Gas Unleaded Verbal Libations Volume 1 | Page 6

Love is a

House

A suitcase of memories packed in the little truth between the words we've spoken.

Long gone is the fresh painted new house smell that over took the house back when our love was new (real). An open house now shows smoke sulked walls hued over what could have been. Floor length picture windows double pained, hung and insulated with only grilles that reflect boxed pieces of an incomplete portrait, doing little to shelter our home from the harshest winds and rains that would be us. We gazed out of them praying to get a glimpse of a more familiar us. Yet they only gave sight to wondering eyes with which we peered out and envied lush greener grasses. Theses stained glass panes would served as multiple exits in our many cases of emergencies. Maybe mirrors would have served a better propose. Pacing floors and opening doors wishing to find the comfort of you at “home”, at least as a visual of you occupying it. Hardwood gives catch to tears and fears.

House Warming

It ain't an Art Gallery. Don't wonder around watching and waiting.

Plush expensive throw rugs and berber carpets cover dirt and discolored blood shoot eyes.
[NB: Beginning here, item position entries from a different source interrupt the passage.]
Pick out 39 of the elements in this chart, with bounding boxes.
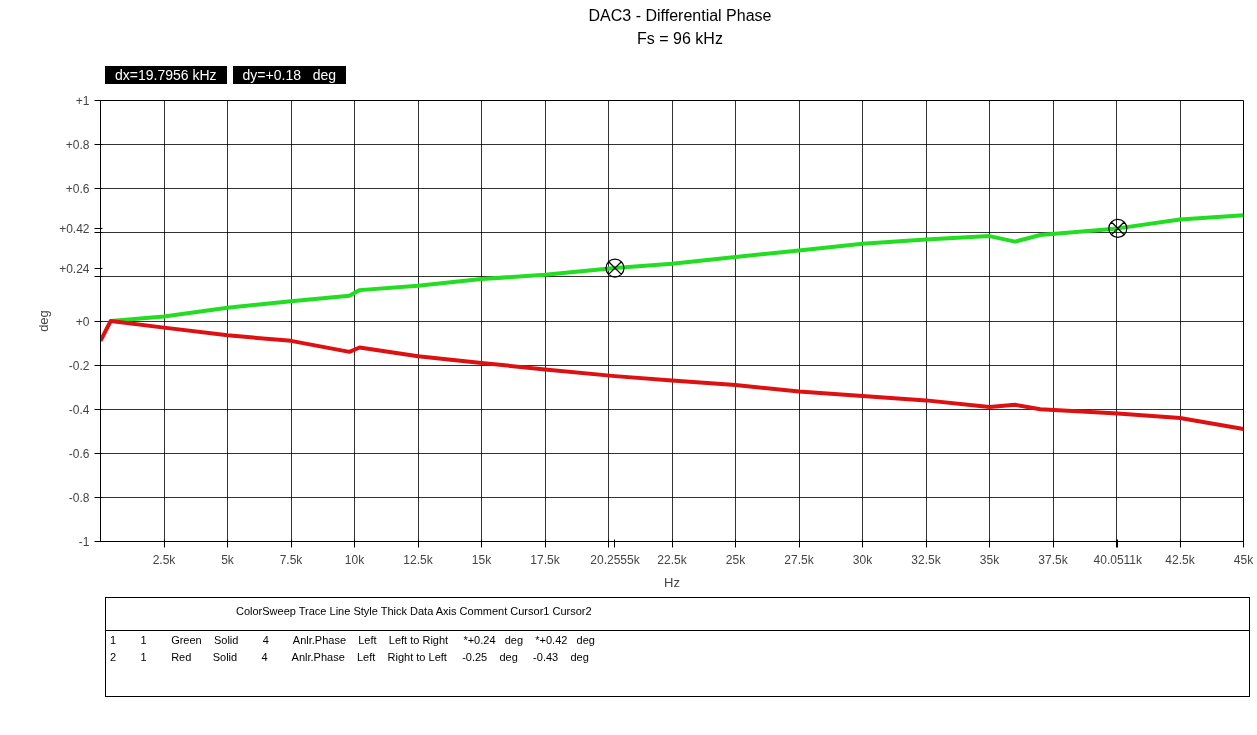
x-tick-label: 5k (221, 552, 235, 567)
y-tick-label: +1 (75, 94, 90, 108)
x-tick-label: 37.5k (1038, 552, 1069, 567)
y-tick-label: +0.6 (65, 182, 90, 197)
y-tick-label: -0.8 (68, 490, 90, 505)
x-tick-label: 45k (1233, 552, 1255, 567)
y-tick-label: +0.24 (59, 261, 90, 276)
x-tick-label: 2.5k (152, 552, 177, 567)
x-tick-label: 35k (979, 552, 1001, 567)
text: dy=+0.18 deg (232, 65, 346, 84)
chart-subtitle: Fs = 96 kHz (636, 28, 724, 49)
x-tick-label: 30k (852, 552, 874, 567)
x-tick-label: 10k (344, 552, 366, 567)
x-tick-label: 7.5k (279, 552, 304, 567)
x-tick-label: 40.0511k (1093, 552, 1144, 567)
y-tick-label: -1 (78, 535, 90, 549)
y-tick-label: -0.6 (68, 446, 90, 461)
x-tick-label: 25k (725, 552, 747, 567)
chart-title: DAC3 - Differential Phase (587, 6, 773, 26)
x-tick-label: 15k (471, 552, 493, 567)
y-tick-label: +0.8 (65, 138, 90, 153)
y-tick-label: -0.2 (68, 358, 90, 373)
y-tick-label: +0.42 (59, 221, 90, 236)
text: ColorSweep Trace Line Style Thick Data Axis Comment Cursor1 Cursor2 (106, 598, 1249, 631)
text: 1 1 Green Solid 4 Anlr.Phase Left Left to Right *+0.24 deg *+0.42 deg (109, 632, 596, 648)
text: 2 1 Red Solid 4 Anlr.Phase Left Right to Left -0.25 deg -0.43 deg (109, 650, 590, 666)
y-tick-label: -0.4 (68, 402, 90, 417)
x-tick-label: 20.2555k (590, 552, 641, 567)
x-tick-label: 32.5k (911, 552, 942, 567)
x-tick-label: 17.5k (530, 552, 561, 567)
x-tick-label: 42.5k (1165, 552, 1196, 567)
x-axis-title: Hz (664, 574, 680, 590)
line-series (100, 319, 1244, 432)
y-tick-label: +0 (75, 314, 90, 329)
x-tick-label: 12.5k (403, 552, 434, 567)
text: dx=19.7956 kHz (105, 65, 227, 84)
x-tick-label: 22.5k (657, 552, 688, 567)
y-axis-title: deg (36, 310, 52, 332)
x-tick-label: 27.5k (784, 552, 815, 567)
The foyer echoes hallow cries yet adorn shiny crystal figurines hurling bright that would stay long after the home had returned back to a house; the stroke of midnight when chandeliers would reverted back to dark round shaped objects that once shun a beautiful light. Granite countertops of hard beveled mute. Viking refrigerator and stoves full of cold. A clinical kitchen, the heartbeat of the house dead weighted in gravity. Appliance and gadgets not touched since the off load and then by strangers that groped, pulled and pushed, handled for the moment never to return, no thought or taste to begot again. Bedrooms hotel styled vacant and barracks cold. Lights off, covers pulled tight, bed hard enough to bounce a quarter off of it's neat. Springs un-sprung, bathrooms washed nothing, tubs shallow, showers dry. Nothing wet in them but Kleenex and eyes. 90 days later arrives a big house warming for this lavish place. Flowers, music and dancing. It's like a New Orleans funeral. Someone dies and you celebrate. Nobody wants to know the truth just dwell well and don't sell. Plant carnations to mask the smell. Still not able to give you what you think you gave me. No throwing and turning over tables and chairs, I wouldn't dare. I leave with my keys in hand and continue to pretend. Unhinged windows and open doors encourage the sun to blossom into where the ghost of happiness had brightened, long ago days in so many ways.

The only thing that has changed is everything.